Morris Pell was born of this union in the new settlement of Albion in 1827, their third child and only son. In 1835 the family separated and Mrs Pell took her children first to Poughkeepsie, New York, then to Plymouth, England, in 1841, where Morris attended the New Grammar School. In 1849 he graduated as Senior Wrangler in mathematics at Cambridge University—a position once regarded as "the greatest intellectual achievement attainable in Britain."

==Career==
In 1852, aged 24, Pell was chosen from twenty-six candidates to become the first Professor of Mathematics and Natural Philosophy at the newly opened University of Sydney, in the British colony of New South Wales, Australia. With his new wife Jane Juliana (née Rusden), his mother and two sisters he sailed from England to Australia on the Asiatic and became one of the university's three foundation professors. Professor Pell gave the first lecture in Mathematics on 13 October 1852, two days after the university's inauguration, to all 24 students of the university. One of them, William Windeyer, later to become Chancellor of the university, wrote in his diary: "Went to a lecture at 10 with Mr Pell, who amused as well as instructed, I think I shall like him ...".
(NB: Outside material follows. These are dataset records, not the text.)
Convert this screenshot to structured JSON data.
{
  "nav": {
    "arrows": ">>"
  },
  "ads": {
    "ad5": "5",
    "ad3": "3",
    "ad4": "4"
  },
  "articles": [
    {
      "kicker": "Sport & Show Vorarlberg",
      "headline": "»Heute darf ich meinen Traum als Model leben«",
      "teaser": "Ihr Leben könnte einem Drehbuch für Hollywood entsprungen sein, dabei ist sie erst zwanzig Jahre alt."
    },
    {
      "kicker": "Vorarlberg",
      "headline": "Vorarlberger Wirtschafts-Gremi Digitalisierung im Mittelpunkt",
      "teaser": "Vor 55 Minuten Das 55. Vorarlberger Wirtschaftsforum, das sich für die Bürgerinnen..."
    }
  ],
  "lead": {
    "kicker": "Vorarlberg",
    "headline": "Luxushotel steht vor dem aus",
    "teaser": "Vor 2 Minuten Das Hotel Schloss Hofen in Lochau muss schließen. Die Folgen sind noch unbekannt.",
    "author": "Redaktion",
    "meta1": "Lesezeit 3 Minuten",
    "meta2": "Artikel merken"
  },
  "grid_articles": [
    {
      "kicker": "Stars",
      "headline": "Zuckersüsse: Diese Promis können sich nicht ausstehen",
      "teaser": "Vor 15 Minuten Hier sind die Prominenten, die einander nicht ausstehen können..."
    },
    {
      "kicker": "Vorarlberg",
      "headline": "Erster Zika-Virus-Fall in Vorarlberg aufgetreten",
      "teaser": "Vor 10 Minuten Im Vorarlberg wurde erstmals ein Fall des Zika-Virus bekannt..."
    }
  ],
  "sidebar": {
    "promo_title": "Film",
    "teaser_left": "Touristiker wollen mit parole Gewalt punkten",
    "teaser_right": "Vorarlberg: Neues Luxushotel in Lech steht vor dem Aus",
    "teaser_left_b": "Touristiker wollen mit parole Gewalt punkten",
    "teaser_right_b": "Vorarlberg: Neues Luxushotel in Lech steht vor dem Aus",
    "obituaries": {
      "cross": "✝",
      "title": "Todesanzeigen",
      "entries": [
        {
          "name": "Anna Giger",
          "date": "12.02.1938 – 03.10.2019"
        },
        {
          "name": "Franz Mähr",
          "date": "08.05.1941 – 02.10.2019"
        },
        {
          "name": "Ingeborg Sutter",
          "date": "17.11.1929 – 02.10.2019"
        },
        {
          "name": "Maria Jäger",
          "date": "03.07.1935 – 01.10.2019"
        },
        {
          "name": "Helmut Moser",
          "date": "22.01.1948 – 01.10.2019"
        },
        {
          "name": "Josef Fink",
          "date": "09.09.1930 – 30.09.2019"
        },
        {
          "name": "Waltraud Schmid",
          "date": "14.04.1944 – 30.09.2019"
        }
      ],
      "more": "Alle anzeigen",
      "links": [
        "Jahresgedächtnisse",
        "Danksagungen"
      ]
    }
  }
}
In 1854, in evidence to a New South Wales Legislative Council select committee on education, Pell advocated the opening of a secular grammar school. In 1859 he testified to the New South Wales Legislative Assembly select committees on the Sydney Grammar School and the University of Sydney, regarding the composition of the University Senate, the adverse effect of clergy on enrolments, the value of liberal studies in the education of businessmen and squatters, and the beneficial effect of the university on secondary education. His evidence resulted in ex-officio membership of the University Senate for professors. He was a member of the Senate from 1861 to 1877 and after resignation was re-elected to the senate in 1878 by members of convocation.

Pell was a member of the Australian Philosophical Society from 1856 and served on its council in 1858. Subsequently, Queen Victoria granted Royal Assent to the Society and it was renamed the Royal Society of New South Wales. Pell was a member and its secretary from 1867, and a member of its council from 1869.

For many years almost crippled by an injury to his spine, Pell resigned in mid-1877 as professor of mathematics at Sydney University, on a pension of £412 10s.

==Personal life==
On 7 May 1879, aged 52, he died of "progressive paralysis" (see Motor neuron disease) and was buried in the Balmain Cemetery in Sydney. He was survived by his estranged wife Julia (née Rusden), five sons and three daughters.